Ah, hashtags. In theory, these are great ways to increase the visibility of anything you post; marking a post with a hashtag makes it publicly available to anyone searching for that topic. Unfortunately, spamming hashtags or using a hashtag inappropriately can ruin your reputation or make you appear ignorant. If you’re going to use hashtags, use them appropriately.

6. Traffic is the bottom-line goal.

Again, it’s a bad idea to reduce your entire strategy to one metric. Traffic is admittedly a better metric to follow than followers, since it translates to actual interaction, but it still doesn’t give you the full picture. For starters, just because people are coming to your site doesn’t mean they’re interested in buying from you. Just as how quality of followers means so much more than quantity of followers, the quality of your website traffic is far more important than your quantity (in most cases).

7. Social media is free.

Yes, it’s free to claim your company’s social media profiles on virtually every platform out there, and it’s free to make posts.

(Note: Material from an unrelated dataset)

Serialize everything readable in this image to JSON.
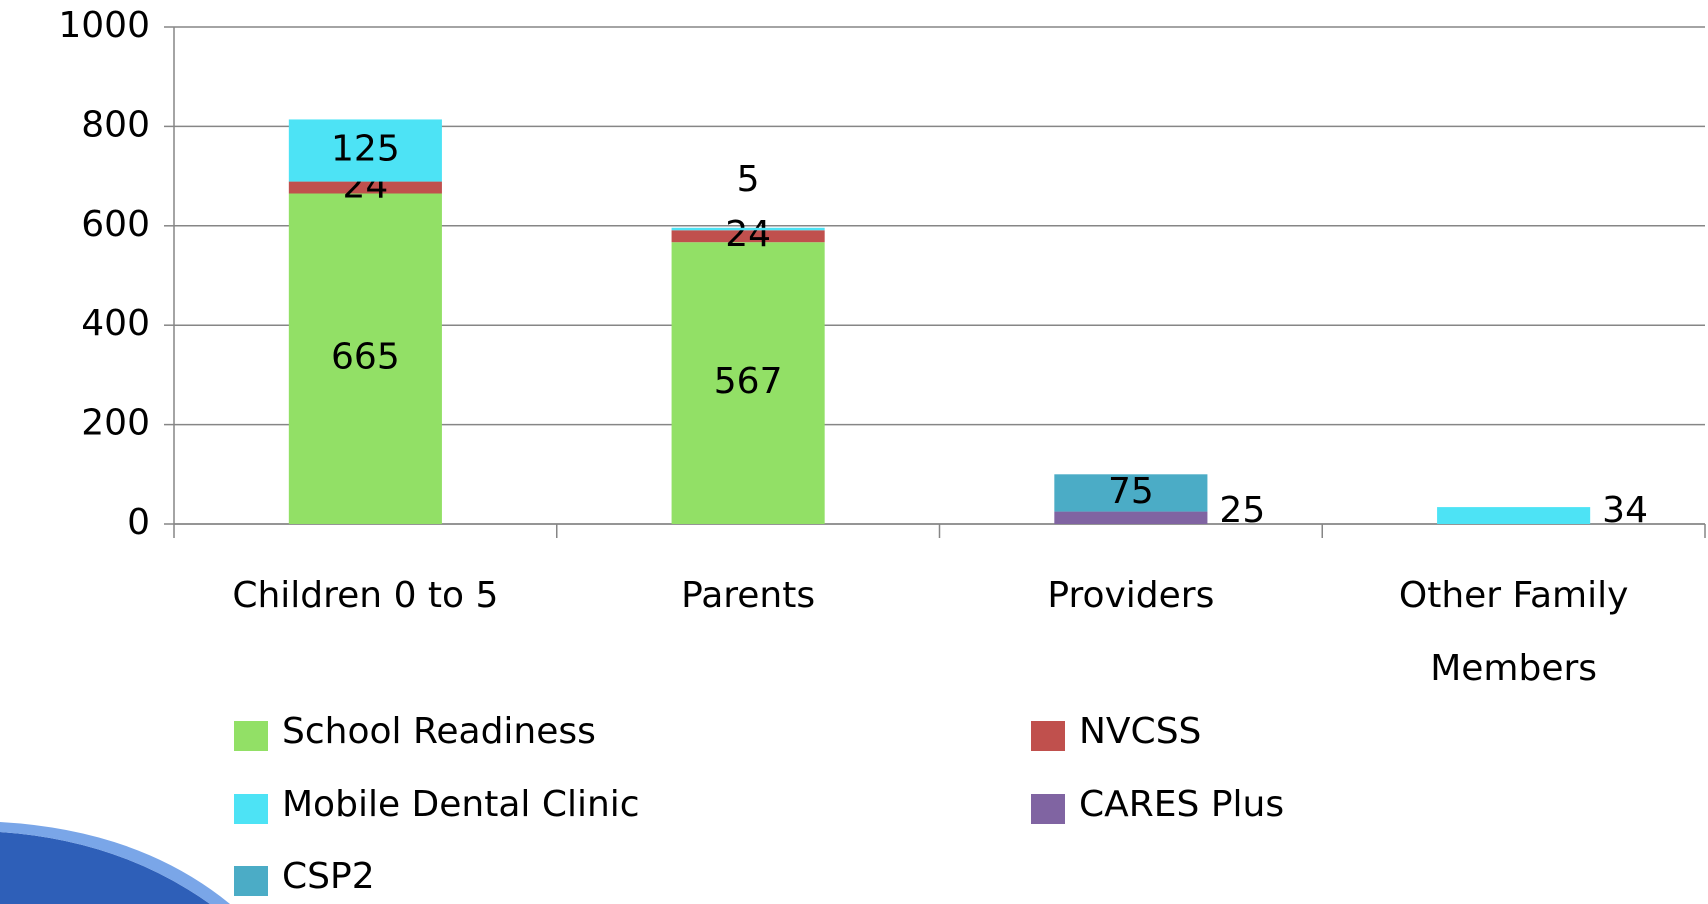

However, if you want to be successful in social media marketing, you need to invest hours and hours of time—in research, content drafting, posting, interacting, and of course measuring and analyzing. Time is money, and only a wise investment will see your results pay off.

8. Good content will attract followers on its own.

This would be nice if it were true, and it’s the way social media should hypothetically work. Unfortunately, it’s too hard to find new content that isn’t connected to anything else. If you want to attract new followers, you have to make your content visible in new ways, such as by engaging with influencers, publishing on new platforms, or even reaching out to new people who might be interested in your material. For help maximizing the reach of your content, see Content Unleashed: The Ultimate Guide to Promoting Your Published Content.

9. Social media is a distinct strategy.

This is a big one. Too many companies are hiring dedicated “social media managers,” and too many marketers are thinking of social media as a distinct, siloed strategy. Instead, social media should be an extension of and enhancement for your other inbound marketing strategies, like SEO and content marketing. When working together cohesively as one unit, these strategies are far more powerful than if you built them up independently.

Social media isn’t as straightforward as some other marketing and advertising strategies; it can be used to achieve a number of different goals, its potential ROI is harder to measure, and it’s hard to get a predictable response. Still, correcting these misconceptions and striving to be as accurate and precise as possible will help you become a better social media marketer. Do your research, value your experience, and try to look at your tactics as objectively as possible if you want to see the best return—and the best path of improvement for your own performance.